METASYMBO: Multi-Agent Language-Guided Metamaterial Discovery via Symbolic Latent Evolution
Metamaterial discovery seeks microstructured materials whose geometry induces targeted mechanical behavior. Existing inverse-design methods can efficiently generate candidates, but they typically require explicit numerical property targets and are less suitable for early-stage exploration, where researchers often begin with incomplete constraints and qualitative intents expressed in natural language. Large language models can interpret such intents, but they lack geometric awareness and physical property validity. To address this gap, we propose MetaSymbO, a multi-agent framework for language-guided Metamaterial discovery via Symbolic-driven latent evOlution. Specifically, MetaSymbO contains three agents: a Designer that interprets free-form design intents and retrieves a semantically consistent scaffold, a Generator that synthesizes candidate microstructures in a disentangled latent space, and a Supervisor that provides fast property-aware feedback for iterative refinement.
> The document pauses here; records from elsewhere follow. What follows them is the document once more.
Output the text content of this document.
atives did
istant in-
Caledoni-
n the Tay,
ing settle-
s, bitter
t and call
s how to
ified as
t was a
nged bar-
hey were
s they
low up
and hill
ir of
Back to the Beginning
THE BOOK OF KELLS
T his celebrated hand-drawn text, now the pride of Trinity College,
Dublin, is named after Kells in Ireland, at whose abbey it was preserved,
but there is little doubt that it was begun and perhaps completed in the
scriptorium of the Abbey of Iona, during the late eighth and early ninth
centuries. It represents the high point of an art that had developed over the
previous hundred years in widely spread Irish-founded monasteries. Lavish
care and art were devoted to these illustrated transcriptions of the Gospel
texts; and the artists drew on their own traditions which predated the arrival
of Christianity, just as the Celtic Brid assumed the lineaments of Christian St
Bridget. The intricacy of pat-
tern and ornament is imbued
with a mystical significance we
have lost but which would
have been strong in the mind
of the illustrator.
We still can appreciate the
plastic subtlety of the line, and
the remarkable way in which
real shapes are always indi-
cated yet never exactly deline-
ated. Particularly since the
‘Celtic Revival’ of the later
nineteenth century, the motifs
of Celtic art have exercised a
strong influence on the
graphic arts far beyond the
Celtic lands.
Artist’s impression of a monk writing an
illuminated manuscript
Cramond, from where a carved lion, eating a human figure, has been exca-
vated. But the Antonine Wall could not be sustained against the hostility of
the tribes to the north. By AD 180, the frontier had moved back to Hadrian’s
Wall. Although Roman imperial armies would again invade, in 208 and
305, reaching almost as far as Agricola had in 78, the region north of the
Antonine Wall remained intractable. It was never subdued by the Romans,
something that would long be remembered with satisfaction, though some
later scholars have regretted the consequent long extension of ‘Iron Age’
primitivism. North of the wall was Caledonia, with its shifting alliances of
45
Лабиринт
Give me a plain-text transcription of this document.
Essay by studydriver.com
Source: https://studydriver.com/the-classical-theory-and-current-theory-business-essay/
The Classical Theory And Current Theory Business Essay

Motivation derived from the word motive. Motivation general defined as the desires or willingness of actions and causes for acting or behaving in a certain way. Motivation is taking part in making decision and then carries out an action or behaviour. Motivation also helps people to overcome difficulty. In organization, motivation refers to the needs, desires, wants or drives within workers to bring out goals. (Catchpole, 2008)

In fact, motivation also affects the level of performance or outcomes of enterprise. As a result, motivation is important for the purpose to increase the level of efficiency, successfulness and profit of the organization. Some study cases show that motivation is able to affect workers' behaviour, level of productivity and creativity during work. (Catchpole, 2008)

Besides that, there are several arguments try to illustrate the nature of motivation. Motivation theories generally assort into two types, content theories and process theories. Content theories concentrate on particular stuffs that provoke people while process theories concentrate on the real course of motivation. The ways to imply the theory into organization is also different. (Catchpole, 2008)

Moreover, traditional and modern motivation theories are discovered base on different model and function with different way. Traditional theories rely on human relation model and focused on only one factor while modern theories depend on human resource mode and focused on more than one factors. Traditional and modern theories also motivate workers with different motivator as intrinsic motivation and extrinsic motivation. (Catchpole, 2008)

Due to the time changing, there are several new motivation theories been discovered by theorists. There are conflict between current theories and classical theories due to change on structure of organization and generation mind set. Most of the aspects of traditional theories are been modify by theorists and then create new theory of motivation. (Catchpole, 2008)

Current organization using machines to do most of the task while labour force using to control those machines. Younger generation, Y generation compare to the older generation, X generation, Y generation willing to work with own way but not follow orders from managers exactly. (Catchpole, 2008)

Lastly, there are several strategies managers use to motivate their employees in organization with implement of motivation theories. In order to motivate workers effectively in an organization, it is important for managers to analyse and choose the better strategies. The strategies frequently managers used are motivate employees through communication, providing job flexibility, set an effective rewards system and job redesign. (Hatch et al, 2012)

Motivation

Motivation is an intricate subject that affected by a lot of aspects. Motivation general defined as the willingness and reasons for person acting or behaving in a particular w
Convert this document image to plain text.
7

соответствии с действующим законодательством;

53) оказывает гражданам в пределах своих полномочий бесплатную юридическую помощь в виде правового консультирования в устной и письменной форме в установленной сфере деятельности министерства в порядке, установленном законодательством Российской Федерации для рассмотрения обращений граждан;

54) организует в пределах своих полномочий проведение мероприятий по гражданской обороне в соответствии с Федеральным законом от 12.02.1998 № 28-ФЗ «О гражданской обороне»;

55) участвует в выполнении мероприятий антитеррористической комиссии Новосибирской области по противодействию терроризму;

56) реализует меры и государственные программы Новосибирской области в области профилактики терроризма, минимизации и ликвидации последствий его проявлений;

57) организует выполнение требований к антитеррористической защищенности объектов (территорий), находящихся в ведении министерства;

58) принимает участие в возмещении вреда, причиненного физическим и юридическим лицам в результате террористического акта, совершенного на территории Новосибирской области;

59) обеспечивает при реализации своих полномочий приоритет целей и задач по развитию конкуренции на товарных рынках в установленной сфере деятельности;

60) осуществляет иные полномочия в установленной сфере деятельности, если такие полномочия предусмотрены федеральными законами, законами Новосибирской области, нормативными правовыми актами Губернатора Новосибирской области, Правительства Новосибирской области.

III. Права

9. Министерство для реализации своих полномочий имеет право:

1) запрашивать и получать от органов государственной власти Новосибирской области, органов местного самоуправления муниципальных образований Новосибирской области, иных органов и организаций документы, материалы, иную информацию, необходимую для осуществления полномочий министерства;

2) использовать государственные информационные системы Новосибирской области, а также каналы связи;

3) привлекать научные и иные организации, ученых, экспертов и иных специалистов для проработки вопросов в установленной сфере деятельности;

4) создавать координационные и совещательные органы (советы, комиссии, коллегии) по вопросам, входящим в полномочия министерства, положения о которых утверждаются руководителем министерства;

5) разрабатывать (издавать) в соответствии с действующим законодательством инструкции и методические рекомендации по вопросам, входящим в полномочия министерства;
To move beyond the limitations of reproducing known samples from literature and training data, we further introduce symbolic-driven latent evolution, which applies programmable operators over disentangled latent factors to compose, modify, and refine structures at inference time. Extensive experiments demonstrate that (i) MetaSymbO improves structural validity by up to 34% in symmetry and nearly 98% in periodicity compared to state-of-the-art baselines; (ii) MetaSymbO achieves about 6-7% higher language-guidance scores while maintaining superior structure novelty compared to advanced reasoning LLMs; (iii) qualitative analyses confirm the effectiveness of symbolic logic operators in enabling programmable semantic alignment; and (iv) realworld case studies on auxetic, high-stiffness metamaterial design further validate its practical capability.